… Dios estaba en Cristo reconciliando consigo al mundo, no tomándoles en cuenta a los hombres sus pecados…
2 CORINTIOS 5:19
Tan tenía una familia ensamblada, con hijos de dos matrimonios. Las dos madres se odiaban y prohibieron que sus hijos se reunieran. Al tiempo, Tan falleció. En su funeral, sus hijos —ya adultos— se acercaron unos a otros con cautela, y se sorprendieron gratamente al descubrir que la mayoría de ellos ahora eran creyentes en Jesús. «Olvidemos el pasado —dijo uno de los hijos a sus hermanos—. Lo que haya ocurrido pertenece a la generación anterior».

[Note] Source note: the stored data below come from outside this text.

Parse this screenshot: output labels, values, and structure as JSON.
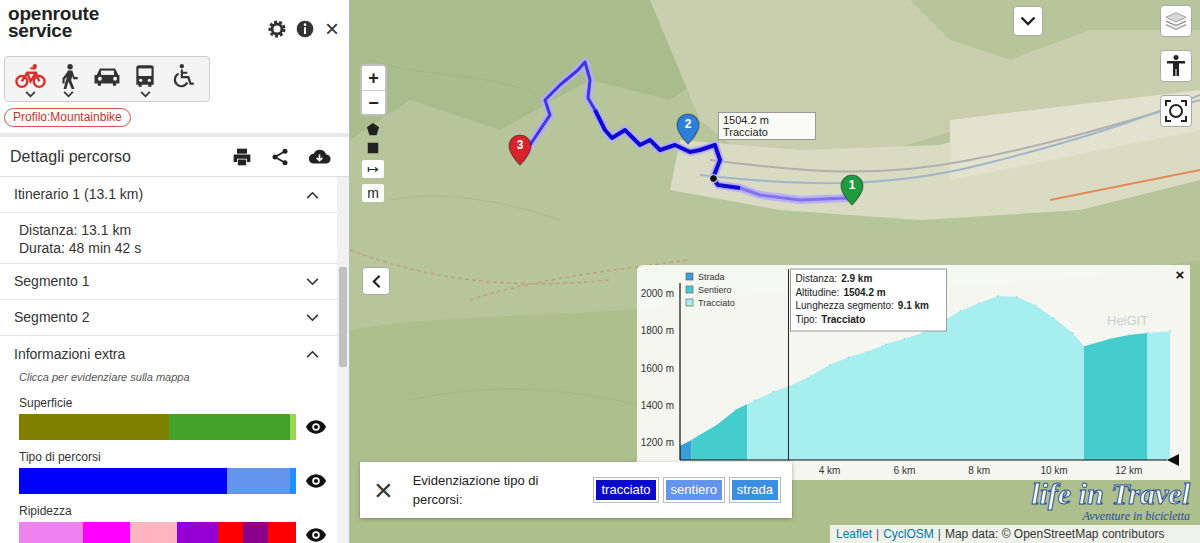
{
  "app": {
    "logo": [
      "openroute",
      "service"
    ],
    "close": "×"
  },
  "profiles": [
    {
      "kind": "bike",
      "selected": true,
      "has_menu": true
    },
    {
      "kind": "walk",
      "selected": false,
      "has_menu": true
    },
    {
      "kind": "car",
      "selected": false,
      "has_menu": false
    },
    {
      "kind": "bus",
      "selected": false,
      "has_menu": true
    },
    {
      "kind": "wheelchair",
      "selected": false,
      "has_menu": false
    }
  ],
  "profile_badge": "Profilo:Mountainbike",
  "details": {
    "title": "Dettagli percorso"
  },
  "route": {
    "title": "Itinerario 1 (13.1 km)",
    "expanded": true,
    "stats": [
      {
        "label": "Distanza:",
        "value": "13.1 km"
      },
      {
        "label": "Durata:",
        "value": "48 min 42 s"
      }
    ]
  },
  "segments": [
    {
      "label": "Segmento 1",
      "expanded": false
    },
    {
      "label": "Segmento 2",
      "expanded": false
    }
  ],
  "extra": {
    "title": "Informazioni extra",
    "expanded": true,
    "hint": "Clicca per evidenziare sulla mappa",
    "bars": [
      {
        "title": "Superficie",
        "visible": true,
        "parts": [
          {
            "level": 0.54,
            "color": "#7f8000"
          },
          {
            "level": 0.44,
            "color": "#45a12c"
          },
          {
            "level": 0.02,
            "color": "#9ad84e"
          }
        ]
      },
      {
        "title": "Tipo di percorsi",
        "visible": true,
        "parts": [
          {
            "level": 0.75,
            "color": "#0000ff"
          },
          {
            "level": 0.23,
            "color": "#6495ed"
          },
          {
            "level": 0.02,
            "color": "#1e90ff"
          }
        ]
      },
      {
        "title": "Ripidezza",
        "visible": true,
        "parts": [
          {
            "level": 0.23,
            "color": "#ee82ee"
          },
          {
            "level": 0.17,
            "color": "#ff00ff"
          },
          {
            "level": 0.17,
            "color": "#ffb6c1"
          },
          {
            "level": 0.15,
            "color": "#9400d3"
          },
          {
            "level": 0.09,
            "color": "#ff0000"
          },
          {
            "level": 0.09,
            "color": "#8b008b"
          },
          {
            "level": 0.1,
            "color": "#ff0000"
          }
        ]
      }
    ]
  },
  "map": {
    "markers": [
      {
        "label": "1",
        "color": "#1f9a3c"
      },
      {
        "label": "2",
        "color": "#2f7fd8"
      },
      {
        "label": "3",
        "color": "#d9232b"
      }
    ],
    "route_tooltip": [
      "1504.2 m",
      "Tracciato"
    ],
    "controls": {
      "zoom_in": "+",
      "zoom_out": "−",
      "measure": "↦",
      "unit": "m"
    }
  },
  "elevation": {
    "legend": [
      {
        "label": "Strada",
        "color": "#3a9fd8"
      },
      {
        "label": "Sentiero",
        "color": "#45cccc"
      },
      {
        "label": "Tracciato",
        "color": "#a6eef0"
      }
    ],
    "y_ticks": [
      {
        "label": "2000 m",
        "value": 2000
      },
      {
        "label": "1800 m",
        "value": 1800
      },
      {
        "label": "1600 m",
        "value": 1600
      },
      {
        "label": "1400 m",
        "value": 1400
      },
      {
        "label": "1200 m",
        "value": 1200
      }
    ],
    "x_ticks": [
      {
        "label": "4 km",
        "value": 4
      },
      {
        "label": "6 km",
        "value": 6
      },
      {
        "label": "8 km",
        "value": 8
      },
      {
        "label": "10 km",
        "value": 10
      },
      {
        "label": "12 km",
        "value": 12
      }
    ],
    "distance_km": [
      0,
      0.3,
      0.5,
      1,
      1.5,
      2,
      2.5,
      2.9,
      3.5,
      4,
      4.5,
      5,
      5.5,
      6,
      6.5,
      7,
      7.5,
      8,
      8.5,
      9,
      9.5,
      10,
      10.5,
      10.8,
      11,
      11.5,
      12,
      12.5,
      13.1
    ],
    "altitude_m": [
      1185,
      1215,
      1240,
      1300,
      1380,
      1430,
      1475,
      1504,
      1560,
      1620,
      1660,
      1690,
      1730,
      1760,
      1790,
      1850,
      1910,
      1950,
      1990,
      1985,
      1940,
      1870,
      1790,
      1720,
      1730,
      1760,
      1780,
      1790,
      1800
    ],
    "sections": [
      {
        "type": "Strada",
        "from_km": 0,
        "to_km": 0.3
      },
      {
        "type": "Sentiero",
        "from_km": 0.3,
        "to_km": 1.8
      },
      {
        "type": "Tracciato",
        "from_km": 1.8,
        "to_km": 10.8
      },
      {
        "type": "Sentiero",
        "from_km": 10.8,
        "to_km": 12.5
      },
      {
        "type": "Tracciato",
        "from_km": 12.5,
        "to_km": 13.1
      }
    ],
    "cursor_km": 2.9,
    "tooltip": [
      {
        "label": "Distanza:",
        "value": "2.9 km"
      },
      {
        "label": "Altitudine:",
        "value": "1504.2 m"
      },
      {
        "label": "Lunghezza segmento:",
        "value": "9.1 km"
      },
      {
        "label": "Tipo:",
        "value": "Tracciato"
      }
    ],
    "close": "×",
    "brand": "HeiGIT"
  },
  "highlight_bar": {
    "close": "×",
    "label": "Evidenziazione tipo di percorsi:",
    "chips": [
      {
        "label": "tracciato",
        "color": "#0a0acc"
      },
      {
        "label": "sentiero",
        "color": "#6495ed"
      },
      {
        "label": "strada",
        "color": "#3a8fe0"
      }
    ]
  },
  "attribution": {
    "items": [
      "Leaflet",
      "CyclOSM",
      "Map data: © OpenStreetMap contributors"
    ],
    "separator": "|"
  },
  "watermark": {
    "title": "life in Travel",
    "subtitle": "Avventure in bicicletta"
  }
}
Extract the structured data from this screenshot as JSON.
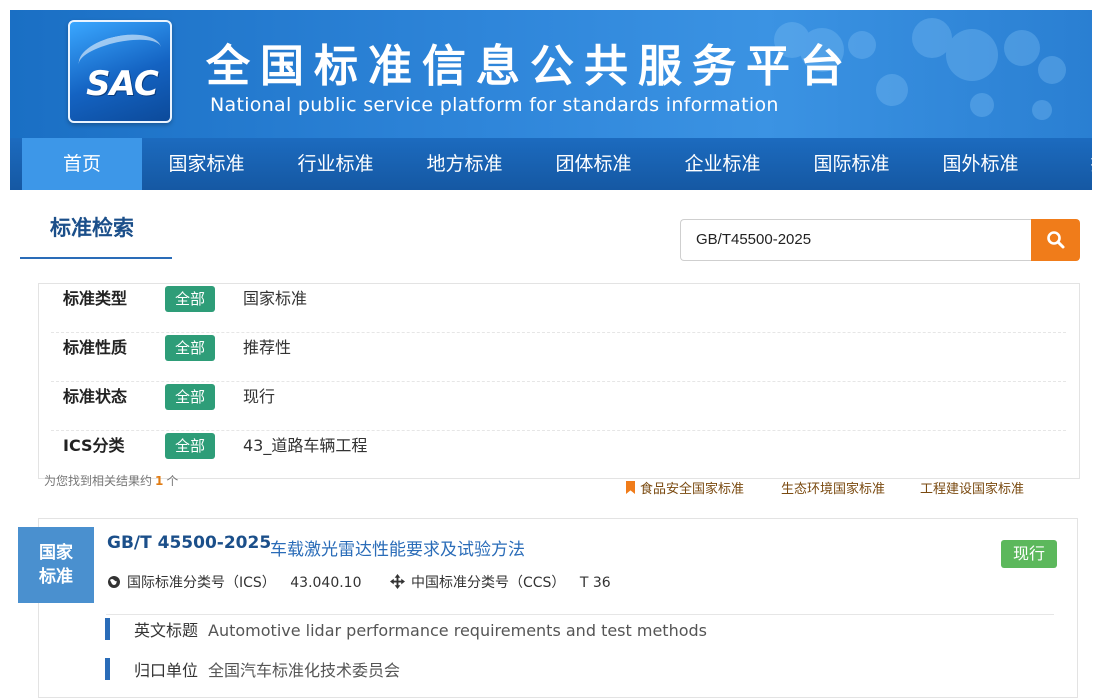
{
  "header": {
    "logo_text": "SAC",
    "title_cn": "全国标准信息公共服务平台",
    "title_en": "National public service platform  for standards information"
  },
  "nav": {
    "items": [
      "首页",
      "国家标准",
      "行业标准",
      "地方标准",
      "团体标准",
      "企业标准",
      "国际标准",
      "国外标准",
      "技术"
    ]
  },
  "search": {
    "tab_label": "标准检索",
    "query": "GB/T45500-2025",
    "button_icon": "search-icon"
  },
  "filters": [
    {
      "label": "标准类型",
      "tag": "全部",
      "value": "国家标准"
    },
    {
      "label": "标准性质",
      "tag": "全部",
      "value": "推荐性"
    },
    {
      "label": "标准状态",
      "tag": "全部",
      "value": "现行"
    },
    {
      "label": "ICS分类",
      "tag": "全部",
      "value": "43_道路车辆工程"
    }
  ],
  "results_summary": {
    "prefix": "为您找到相关结果约",
    "count": "1",
    "suffix": "个"
  },
  "category_links": [
    "食品安全国家标准",
    "生态环境国家标准",
    "工程建设国家标准"
  ],
  "result": {
    "type_badge_line1": "国家",
    "type_badge_line2": "标准",
    "std_no": "GB/T 45500-2025",
    "title": "车载激光雷达性能要求及试验方法",
    "status": "现行",
    "ics_label": "国际标准分类号（ICS）",
    "ics_value": "43.040.10",
    "ccs_label": "中国标准分类号（CCS）",
    "ccs_value": "T 36",
    "en_title_label": "英文标题",
    "en_title_value": "Automotive lidar performance requirements and test methods",
    "org_label": "归口单位",
    "org_value": "全国汽车标准化技术委员会"
  },
  "colors": {
    "banner_blue": "#2f86da",
    "nav_blue": "#1c6bbf",
    "nav_active": "#3d97e8",
    "tag_green": "#2e9d78",
    "search_orange": "#f07c1a",
    "status_green": "#5cb85c",
    "badge_blue": "#4a90cf"
  }
}
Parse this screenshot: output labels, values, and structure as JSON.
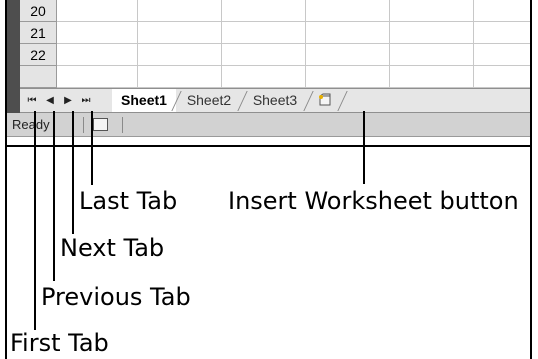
{
  "rows": [
    "20",
    "21",
    "22"
  ],
  "nav_buttons": [
    {
      "name": "first-tab-button",
      "glyph": "⏮"
    },
    {
      "name": "previous-tab-button",
      "glyph": "◀"
    },
    {
      "name": "next-tab-button",
      "glyph": "▶"
    },
    {
      "name": "last-tab-button",
      "glyph": "⏭"
    }
  ],
  "tabs": [
    "Sheet1",
    "Sheet2",
    "Sheet3"
  ],
  "insert_icon": "insert-worksheet-icon",
  "status": {
    "text": "Ready"
  },
  "callouts": {
    "last_tab": "Last Tab",
    "insert_worksheet": "Insert Worksheet button",
    "next_tab": "Next Tab",
    "previous_tab": "Previous Tab",
    "first_tab": "First Tab"
  },
  "colors": {
    "grid": "#c8c8c8",
    "header": "#e4e4e4",
    "tabbar": "#e6e6e6",
    "statusbar": "#d2d2d2"
  }
}
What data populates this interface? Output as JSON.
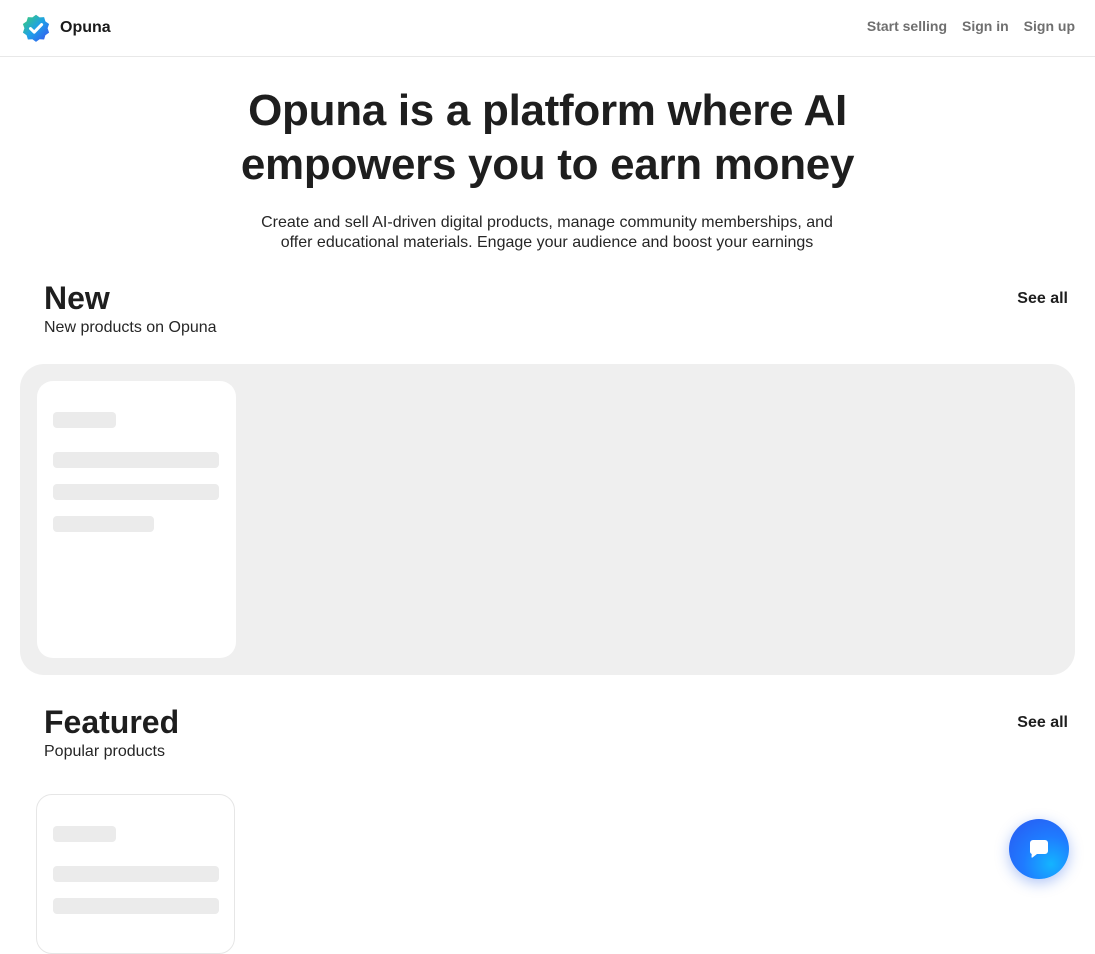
{
  "header": {
    "brand_name": "Opuna",
    "nav": {
      "start_selling": "Start selling",
      "sign_in": "Sign in",
      "sign_up": "Sign up"
    }
  },
  "hero": {
    "title_line1": "Opuna is a platform where AI",
    "title_line2": "empowers you to earn money",
    "subtitle_line1": "Create and sell AI-driven digital products, manage community memberships, and",
    "subtitle_line2": "offer educational materials. Engage your audience and boost your earnings"
  },
  "sections": {
    "new": {
      "title": "New",
      "description": "New products on Opuna",
      "see_all": "See all"
    },
    "featured": {
      "title": "Featured",
      "description": "Popular products",
      "see_all": "See all"
    }
  },
  "icons": {
    "logo": "verified-badge-icon",
    "chat": "chat-bubble-icon"
  },
  "colors": {
    "brand_blue": "#2a56f0",
    "brand_cyan": "#14b4ff",
    "logo_green": "#2fc47a",
    "panel_gray": "#efefef",
    "skeleton": "#ebebeb"
  }
}
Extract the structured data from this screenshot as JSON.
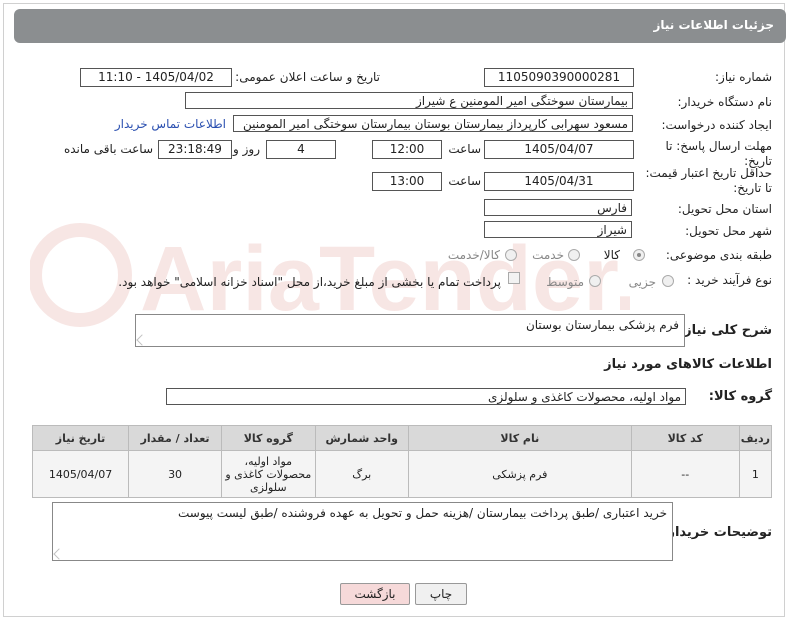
{
  "header": {
    "title": "جزئیات اطلاعات نیاز"
  },
  "form": {
    "need_number_label": "شماره نیاز:",
    "need_number": "1105090390000281",
    "announce_label": "تاریخ و ساعت اعلان عمومی:",
    "announce_value": "1405/04/02 - 11:10",
    "buyer_org_label": "نام دستگاه خریدار:",
    "buyer_org": "بیمارستان سوختگی امیر المومنین  ع  شیراز",
    "requester_label": "ایجاد کننده درخواست:",
    "requester": "مسعود سهرابی کارپرداز بیمارستان بوستان بیمارستان سوختگی امیر المومنین",
    "contact_link": "اطلاعات تماس خریدار",
    "reply_deadline_label": "مهلت ارسال پاسخ: تا تاریخ:",
    "reply_date": "1405/04/07",
    "time_label": "ساعت",
    "reply_time": "12:00",
    "days_value": "4",
    "days_label": "روز و",
    "remaining_time": "23:18:49",
    "remaining_label": "ساعت باقی مانده",
    "price_validity_label": "حداقل تاریخ اعتبار قیمت: تا تاریخ:",
    "price_date": "1405/04/31",
    "price_time": "13:00",
    "province_label": "استان محل تحویل:",
    "province": "فارس",
    "city_label": "شهر محل تحویل:",
    "city": "شیراز",
    "category_label": "طبقه بندی موضوعی:",
    "category_options": [
      "کالا",
      "خدمت",
      "کالا/خدمت"
    ],
    "process_label": "نوع فرآیند خرید :",
    "process_options": [
      "جزیی",
      "متوسط"
    ],
    "payment_note": "پرداخت تمام یا بخشی از مبلغ خرید،از محل \"اسناد خزانه اسلامی\" خواهد بود."
  },
  "description": {
    "label": "شرح کلی نیاز:",
    "text": "فرم پزشکی بیمارستان بوستان"
  },
  "goods_info": {
    "title": "اطلاعات کالاهای مورد نیاز",
    "group_label": "گروه کالا:",
    "group_value": "مواد اولیه، محصولات کاغذی و سلولزی"
  },
  "table": {
    "headers": [
      "ردیف",
      "کد کالا",
      "نام کالا",
      "واحد شمارش",
      "گروه کالا",
      "تعداد / مقدار",
      "تاریخ نیاز"
    ],
    "row": {
      "index": "1",
      "code": "--",
      "name": "فرم پزشکی",
      "unit": "برگ",
      "group": "مواد اولیه، محصولات کاغذی و سلولزی",
      "qty": "30",
      "date": "1405/04/07"
    }
  },
  "buyer_notes": {
    "label": "توضیحات خریدار:",
    "text": "خرید اعتباری /طبق پرداخت بیمارستان /هزینه حمل و تحویل به عهده فروشنده /طبق لیست پیوست"
  },
  "buttons": {
    "print": "چاپ",
    "back": "بازگشت"
  },
  "watermark": "AriaTender.net",
  "colors": {
    "header_bg": "#8b8e90",
    "link": "#2a4fb0",
    "back_btn_bg": "#f6d9d9",
    "watermark": "#c0392b"
  }
}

La reconciliación es difícil, y el perdón puede parecer imposible hasta que se quitó la fuente de la discordia. Esto fue lo que ocurrió cuando los seres humanos pecaron. Nuestro pecado dañó nuestra relación con Dios, quien es santo y debía ocuparse de ese pecado.
Entonces, Dios envió a su Hijo Jesús para morir en la cruz, «reconciliando consigo al mundo, no tomándoles en cuenta a los hombres sus pecados» (2 CORINTIOS 5:19). En la cruz, la muerte expiatoria de Cristo no solo quitó nuestra culpa y nos libró del castigo que merecíamos, sino que también nos hizo aceptables ante Dios, reconciliándonos con Él. Ahora podemos entrar en su presencia libremente y con gozo, completamente perdonados. La resurrección de Jesús nos hace una «nueva criatura» (v. 17), la cual ya no está manchada por los delitos del pasado. ¡Qué maravilloso es que Dios nos diga: «Olvida el pasado, estarás conmigo para siempre»!
Leslie Koh
¿Qué significa para ti estar reconciliado con Dios? ¿Cómo cambia tu manera de vivir y de relacionarte con los demás?
Padre Dios, gracias por enviar a tu Hijo a morir en la cruz por nosotros, para que podamos ser completamente perdonados, aceptados y amados por ti.